Tuttavia nelle università del Nord la possibilità di assumere supera la soglia del 20 per cento rispetto al Sud.  
E a questo proposito Vendola (SEL), lancia una durissima accusa, commentando il decreto Carrozza in merito alla ripartizione dei punti organico degli Atenei italiani che penalizzerebbe gli Atenei del Sud a favore di quelli del Nord.
  "Per celebrare degnamente la retrocessione dell’Italia dall’ottavo al nono posto delle “potenze” mondiali, il governo Letta-Alfano ha pensato bene di assestare un nuovo, durissimo colpo alle Universita’ italiane, cioe’ al cuore pulsante della vita stessa del paese: l’istruzione, la formazione, la cultura.

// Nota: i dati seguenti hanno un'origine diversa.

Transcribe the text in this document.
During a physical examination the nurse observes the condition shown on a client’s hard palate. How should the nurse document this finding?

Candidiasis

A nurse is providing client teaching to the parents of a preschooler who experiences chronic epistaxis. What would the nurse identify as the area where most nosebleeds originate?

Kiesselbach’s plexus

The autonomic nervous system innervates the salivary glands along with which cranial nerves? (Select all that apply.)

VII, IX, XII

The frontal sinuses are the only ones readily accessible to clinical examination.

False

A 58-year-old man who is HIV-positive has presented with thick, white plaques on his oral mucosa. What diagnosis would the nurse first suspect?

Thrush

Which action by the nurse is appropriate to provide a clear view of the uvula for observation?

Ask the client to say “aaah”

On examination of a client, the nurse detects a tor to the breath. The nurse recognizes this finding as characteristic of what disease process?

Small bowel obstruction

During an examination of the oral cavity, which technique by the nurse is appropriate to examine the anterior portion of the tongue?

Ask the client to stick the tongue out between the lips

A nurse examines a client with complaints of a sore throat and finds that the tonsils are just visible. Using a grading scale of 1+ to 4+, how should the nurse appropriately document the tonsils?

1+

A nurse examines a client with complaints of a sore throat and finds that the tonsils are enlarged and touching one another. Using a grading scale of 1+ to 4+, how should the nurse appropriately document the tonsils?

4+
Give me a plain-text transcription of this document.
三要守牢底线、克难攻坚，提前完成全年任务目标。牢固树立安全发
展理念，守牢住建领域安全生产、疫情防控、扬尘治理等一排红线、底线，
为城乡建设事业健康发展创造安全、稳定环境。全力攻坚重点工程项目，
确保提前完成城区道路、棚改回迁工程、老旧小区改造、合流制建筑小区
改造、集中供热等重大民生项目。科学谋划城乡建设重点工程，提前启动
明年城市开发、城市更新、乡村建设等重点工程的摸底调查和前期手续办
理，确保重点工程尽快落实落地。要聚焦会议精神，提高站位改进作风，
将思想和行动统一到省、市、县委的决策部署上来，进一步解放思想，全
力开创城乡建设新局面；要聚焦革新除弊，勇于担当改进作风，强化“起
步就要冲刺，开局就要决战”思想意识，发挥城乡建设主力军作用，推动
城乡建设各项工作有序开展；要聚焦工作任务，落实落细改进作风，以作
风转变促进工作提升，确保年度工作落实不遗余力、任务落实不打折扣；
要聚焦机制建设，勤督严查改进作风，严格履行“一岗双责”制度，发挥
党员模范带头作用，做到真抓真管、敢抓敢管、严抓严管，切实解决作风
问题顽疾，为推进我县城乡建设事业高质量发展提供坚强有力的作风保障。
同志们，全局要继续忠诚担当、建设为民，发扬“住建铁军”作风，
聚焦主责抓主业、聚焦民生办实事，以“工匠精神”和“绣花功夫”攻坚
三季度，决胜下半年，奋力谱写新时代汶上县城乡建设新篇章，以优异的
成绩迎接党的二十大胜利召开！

In particolare, la netta diminuzione dei “punti organico” nelle Universita’ pugliesi rispetto alle università del Nord, non permettera’ assunzioni di personale nonostante le centinaia di pensionamenti e mettera’ a rischio persino l’ordinaria didattica”. 

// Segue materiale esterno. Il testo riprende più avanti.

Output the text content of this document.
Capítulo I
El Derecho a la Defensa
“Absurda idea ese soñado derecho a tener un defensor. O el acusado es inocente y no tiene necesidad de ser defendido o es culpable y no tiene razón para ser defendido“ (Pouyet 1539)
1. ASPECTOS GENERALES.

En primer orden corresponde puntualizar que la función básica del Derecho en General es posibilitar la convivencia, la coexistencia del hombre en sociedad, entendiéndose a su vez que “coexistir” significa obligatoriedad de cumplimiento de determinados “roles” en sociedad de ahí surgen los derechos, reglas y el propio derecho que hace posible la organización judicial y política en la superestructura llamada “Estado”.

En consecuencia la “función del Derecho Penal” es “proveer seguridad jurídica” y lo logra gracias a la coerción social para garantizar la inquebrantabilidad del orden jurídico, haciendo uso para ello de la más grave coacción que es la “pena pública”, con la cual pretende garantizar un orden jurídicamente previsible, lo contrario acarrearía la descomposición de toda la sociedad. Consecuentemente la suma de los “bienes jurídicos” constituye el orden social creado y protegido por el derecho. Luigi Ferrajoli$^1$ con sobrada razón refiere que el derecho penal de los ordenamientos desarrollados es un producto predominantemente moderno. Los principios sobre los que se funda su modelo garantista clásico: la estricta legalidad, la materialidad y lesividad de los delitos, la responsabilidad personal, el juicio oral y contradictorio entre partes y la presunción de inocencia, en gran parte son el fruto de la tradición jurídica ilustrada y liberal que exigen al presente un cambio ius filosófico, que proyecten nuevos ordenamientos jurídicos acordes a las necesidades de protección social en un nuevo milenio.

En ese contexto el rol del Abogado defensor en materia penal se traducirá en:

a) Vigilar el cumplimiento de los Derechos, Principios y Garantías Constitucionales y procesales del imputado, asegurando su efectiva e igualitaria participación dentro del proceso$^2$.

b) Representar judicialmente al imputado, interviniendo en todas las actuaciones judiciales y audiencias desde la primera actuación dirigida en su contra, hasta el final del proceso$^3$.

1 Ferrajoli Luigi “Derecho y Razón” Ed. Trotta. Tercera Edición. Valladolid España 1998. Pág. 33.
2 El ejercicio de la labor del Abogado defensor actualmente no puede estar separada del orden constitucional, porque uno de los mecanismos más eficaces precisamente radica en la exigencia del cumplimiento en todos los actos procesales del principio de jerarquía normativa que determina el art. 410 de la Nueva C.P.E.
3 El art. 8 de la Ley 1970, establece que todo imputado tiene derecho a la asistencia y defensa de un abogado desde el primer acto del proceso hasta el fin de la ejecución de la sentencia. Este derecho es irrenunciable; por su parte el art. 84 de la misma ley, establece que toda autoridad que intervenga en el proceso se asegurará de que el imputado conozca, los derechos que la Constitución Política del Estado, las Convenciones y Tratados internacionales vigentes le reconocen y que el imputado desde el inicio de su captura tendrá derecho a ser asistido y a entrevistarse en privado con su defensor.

“In questo modo – ha continuato Vendola – si aumenta scientificamente, ed in maniera evidentemente premeditata, il divario del sostegno alle Universita’. Obiettivo, ormai esplicito e non più camuffato, e’ demolire le Università meridionali, a cominciare dalla riduzione di fondi o dal decreto mobilita’ che premia chi va a studiare altrove, fino ad arrivare a quest’ultimo atto”.

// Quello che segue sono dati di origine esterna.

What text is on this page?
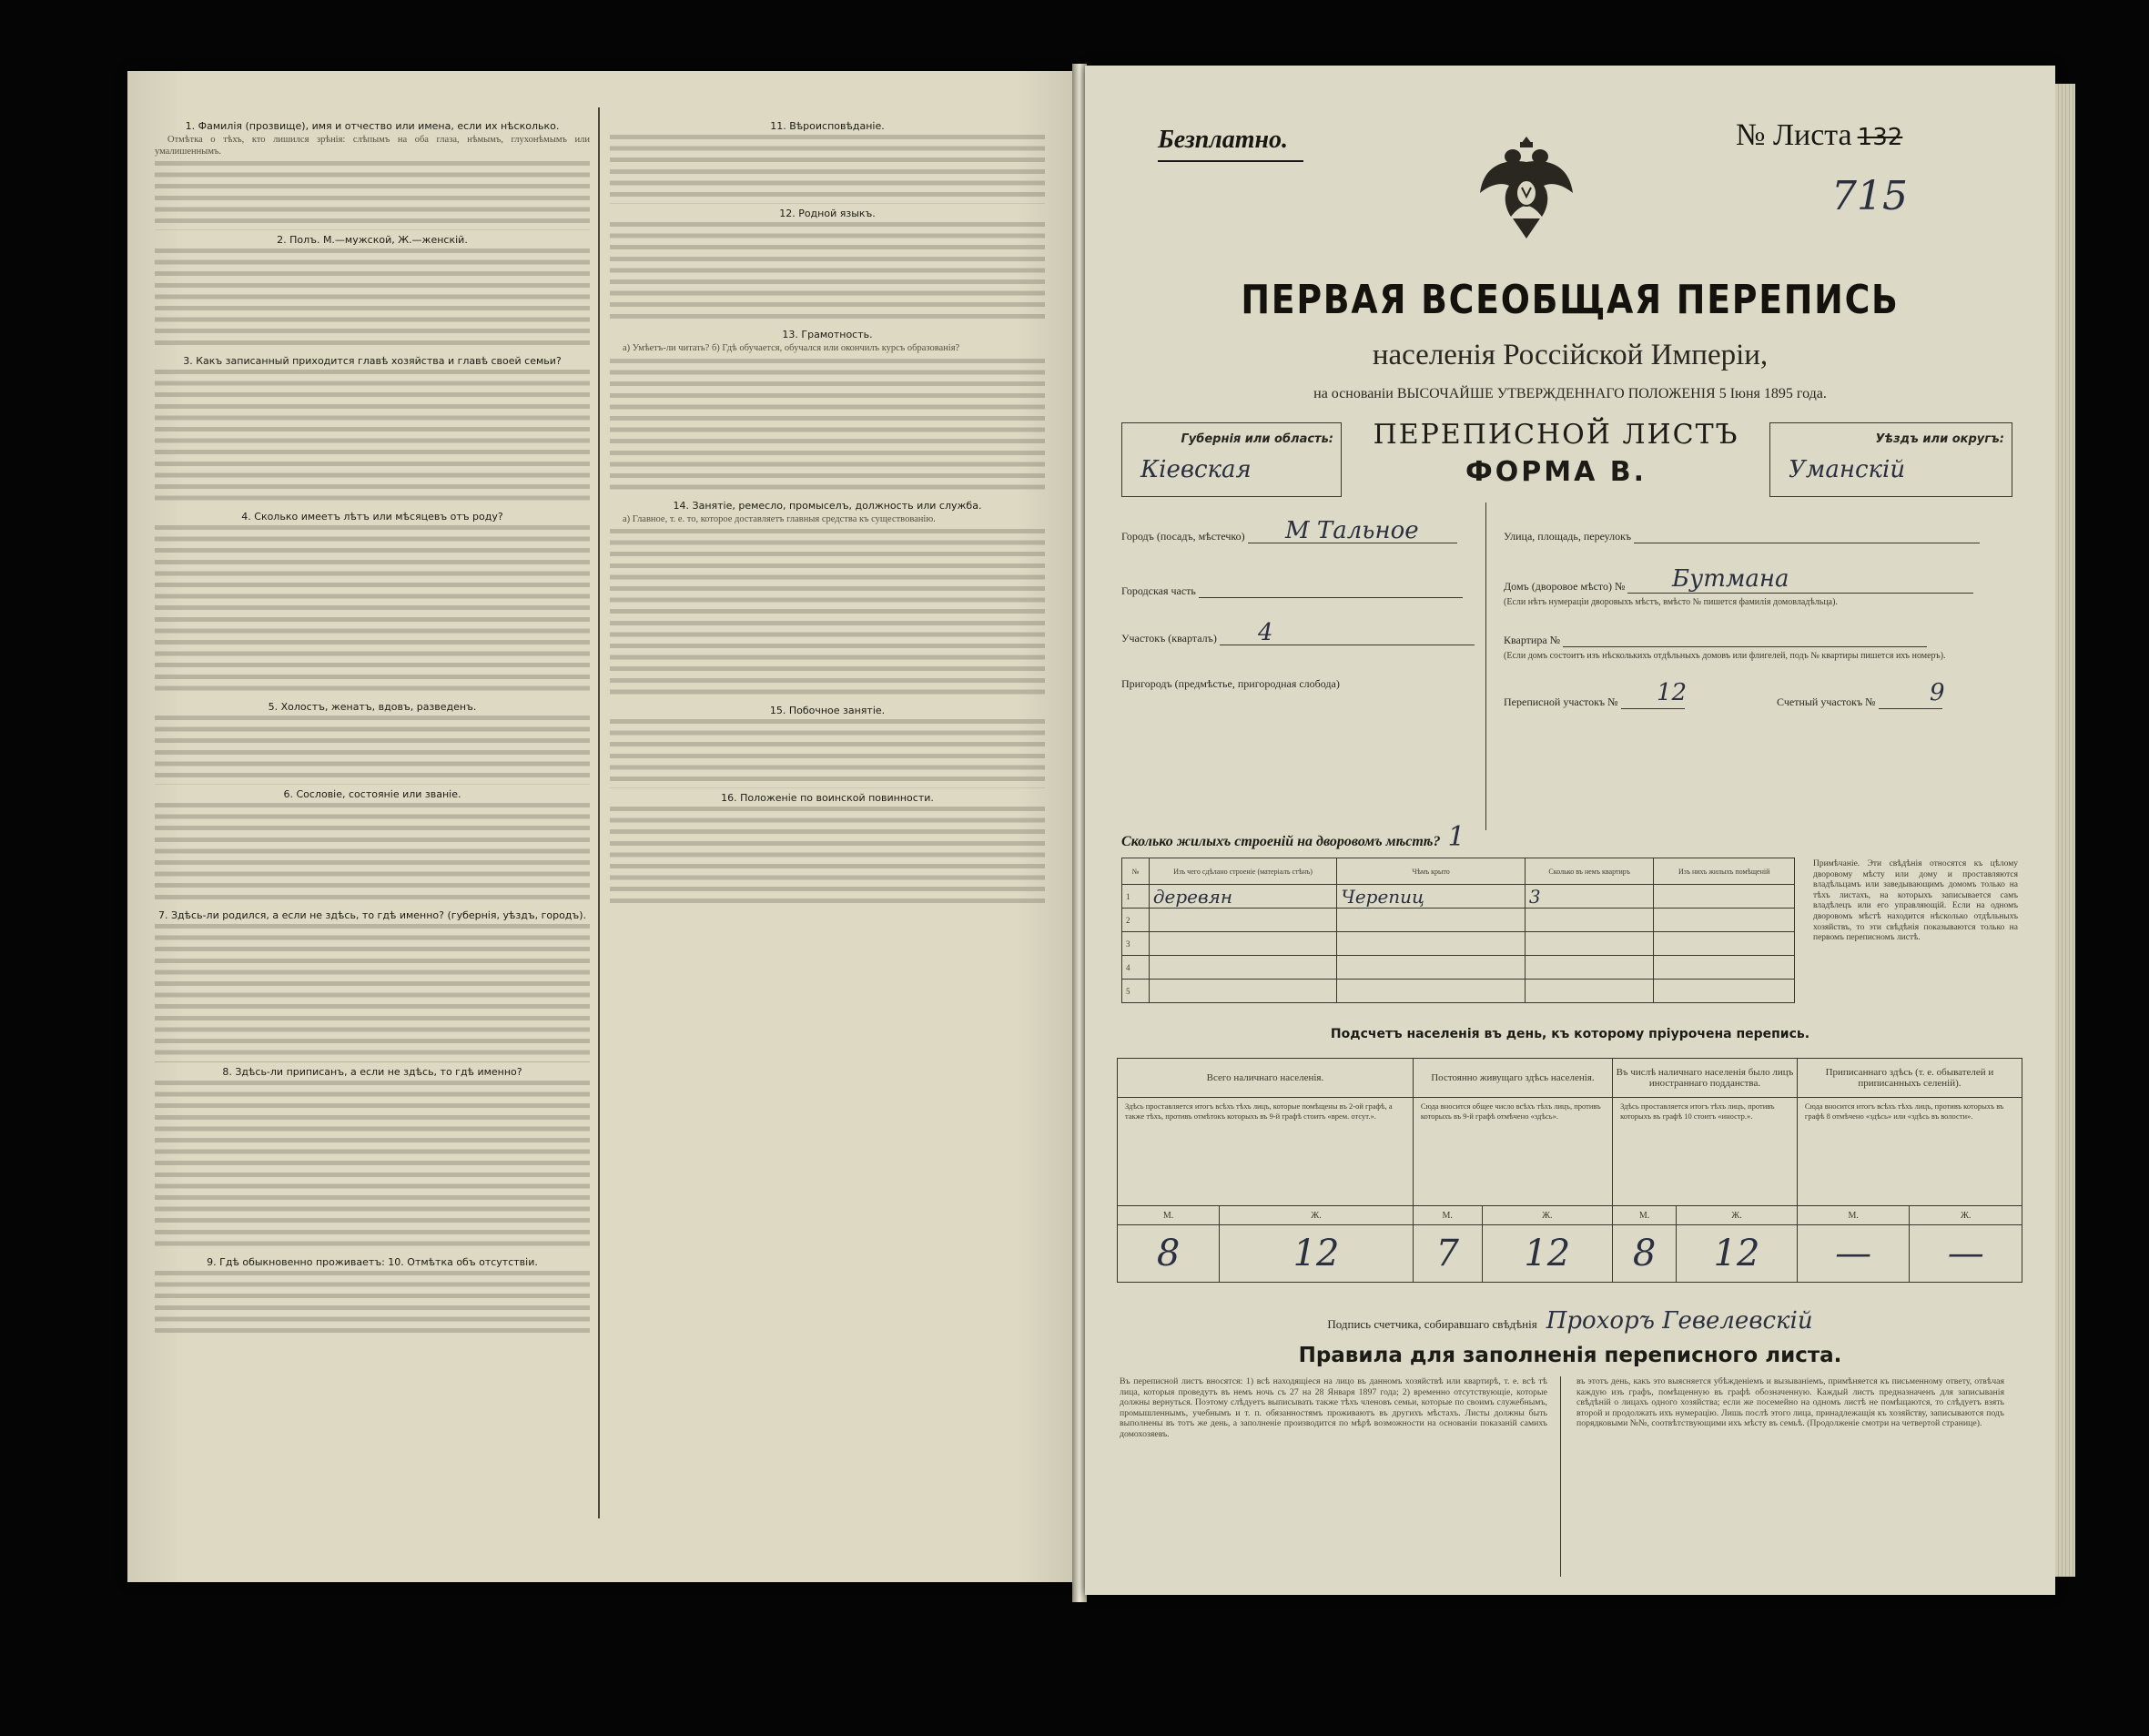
1. Фамилія (прозвище), имя и отчество или имена, если их нѣсколько.

Отмѣтка о тѣхъ, кто лишился зрѣнія: слѣпымъ на оба глаза, нѣмымъ, глухонѣмымъ или умалишеннымъ.

2. Полъ. М.—мужской, Ж.—женскій.
3. Какъ записанный приходится главѣ хозяйства и главѣ своей семьи?
4. Сколько имеетъ лѣтъ или мѣсяцевъ отъ роду?
5. Холостъ, женатъ, вдовъ, разведенъ.
6. Сословіе, состояніе или званіе.
7. Здѣсь-ли родился, а если не здѣсь, то гдѣ именно? (губернія, уѣздъ, городъ).
8. Здѣсь-ли приписанъ, а если не здѣсь, то гдѣ именно?
9. Гдѣ обыкновенно проживаетъ: 10. Отмѣтка объ отсутствіи.
11. Вѣроисповѣданіе.
12. Родной языкъ.
13. Грамотность.

а) Умѣетъ-ли читать? б) Гдѣ обучается, обучался или окончилъ курсъ образованія?

14. Занятіе, ремесло, промыселъ, должность или служба.

а) Главное, т. е. то, которое доставляетъ главныя средства къ существованію.

15. Побочное занятіе.
16. Положеніе по воинской повинности.
Безплатно.	№ Листа 132
715
ПЕРВАЯ ВСЕОБЩАЯ ПЕРЕПИСЬ
населенія Россійской Имперіи,
на основаніи ВЫСОЧАЙШЕ УТВЕРЖДЕННАГО ПОЛОЖЕНІЯ 5 Іюня 1895 года.
Губернія или область:
Кіевская
ПЕРЕПИСНОЙ ЛИСТЪ
ФОРМА В.
Уѣздъ или округъ:
Уманскій
Городъ (посадъ, мѣстечко) М Тальное
Городская часть
Участокъ (кварталъ) 4
Пригородъ (предмѣстье, пригородная слобода)
Улица, площадь, переулокъ
Домъ (дворовое мѣсто) № Бутмана
(Если нѣтъ нумераціи дворовыхъ мѣстъ, вмѣсто № пишется фамилія домовладѣльца).
Квартира №
(Если домъ состоитъ изъ нѣсколькихъ отдѣльныхъ домовъ или флигелей, подъ № квартиры пишется ихъ номеръ).
Переписной участокъ № 12	Счетный участокъ № 9
Сколько жилыхъ строеній на дворовомъ мѣстѣ? 1
№	Изъ чего сдѣлано строеніе (матеріалъ стѣнъ)	Чѣмъ крыто	Сколько въ немъ квартиръ	Изъ нихъ жилыхъ помѣщеній
1	деревян	Черепиц	3	
2				
3				
4				
5				
Примѣчаніе. Эти свѣдѣнія относятся къ цѣлому дворовому мѣсту или дому и проставляются владѣльцамъ или заведывающимъ домомъ только на тѣхъ листахъ, на которыхъ записывается самъ владѣлецъ или его управляющій. Если на одномъ дворовомъ мѣстѣ находится нѣсколько отдѣльныхъ хозяйствъ, то эти свѣдѣнія показываются только на первомъ переписномъ листѣ.
Подсчетъ населенія въ день, къ которому пріурочена перепись.
Всего наличнаго населенія.		Постоянно живущаго здѣсь населенія.		Въ числѣ наличнаго населенія было лицъ иностраннаго подданства.		Приписаннаго здѣсь (т. е. обывателей и приписанныхъ селеній).	
Здѣсь проставляется итогъ всѣхъ тѣхъ лицъ, которые помѣщены въ 2-ой графѣ, а также тѣхъ, противъ отмѣтокъ которыхъ въ 9-й графѣ стоитъ «врем. отсут.».		Сюда вносится общее число всѣхъ тѣхъ лицъ, противъ которыхъ въ 9-й графѣ отмѣчено «здѣсь».		Здѣсь проставляется итогъ тѣхъ лицъ, противъ которыхъ въ графѣ 10 стоитъ «иностр.».		Сюда вносится итогъ всѣхъ тѣхъ лицъ, противъ которыхъ въ графѣ 8 отмѣчено «здѣсь» или «здѣсь въ волости».	
М.	Ж.	М.	Ж.	М.	Ж.	М.	Ж.
8	12	7	12	8	12	—	—
Подпись счетчика, собиравшаго свѣдѣнія Прохоръ Гевелевскій
Правила для заполненія переписного листа.
Въ переписной листъ вносятся: 1) всѣ находящіеся на лицо въ данномъ хозяйствѣ или квартирѣ, т. е. всѣ тѣ лица, которыя проведутъ въ немъ ночь съ 27 на 28 Января 1897 года; 2) временно отсутствующіе, которые должны вернуться. Поэтому слѣдуетъ выписывать также тѣхъ членовъ семьи, которые по своимъ служебнымъ, промышленнымъ, учебнымъ и т. п. обязанностямъ проживаютъ въ другихъ мѣстахъ. Листы должны быть выполнены въ тотъ же день, а заполненіе производится по мѣрѣ возможности на основаніи показаній самихъ домохозяевъ.
въ этотъ день, какъ это выясняется убѣжденіемъ и вызываніемъ, примѣняется къ письменному ответу, отвѣчая каждую изъ графъ, помѣщенную въ графѣ обозначенную. Каждый листъ предназначенъ для записыванія свѣдѣній о лицахъ одного хозяйства; если же посемейно на одномъ листѣ не помѣщаются, то слѣдуетъ взять второй и продолжать ихъ нумерацію. Лишь послѣ этого лица, принадлежащія къ хозяйству, записываются подъ порядковыми №№, соотвѣтствующими ихъ мѣсту въ семьѣ. (Продолженіе смотри на четвертой странице).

“Noi ci opporremo con tutte le nostre forze a questo tentativo di cancellazione della cultura nel Mezzogiorno – ha aggiunto il Presidente – e vorrei ricordare, a questo proposito, che la Regione Puglia ha stanziato 26 milioni per progetti di ricerca e assunzione di ricercatori a tempo determinato. Noi rinnoviamo quindi, come abbiamo sempre fatto, la nostra attenzione all’Universita’ e continueremo a sostenere, a dispetto dei numerosi attacchi, la ricerca, la formazione, la cultura. Siamo profondamente consapevoli – ha concluso il Presidente – che solo cosi’ il nostro Paese potra’ salvarsi. Ridando ai giovani le opportunita’ di studio, di formazione di alto livello, di opportunita’ di crescita che consenta alle nostre eccellenze ed alle nostre intelligenze di continuare a primeggiare”.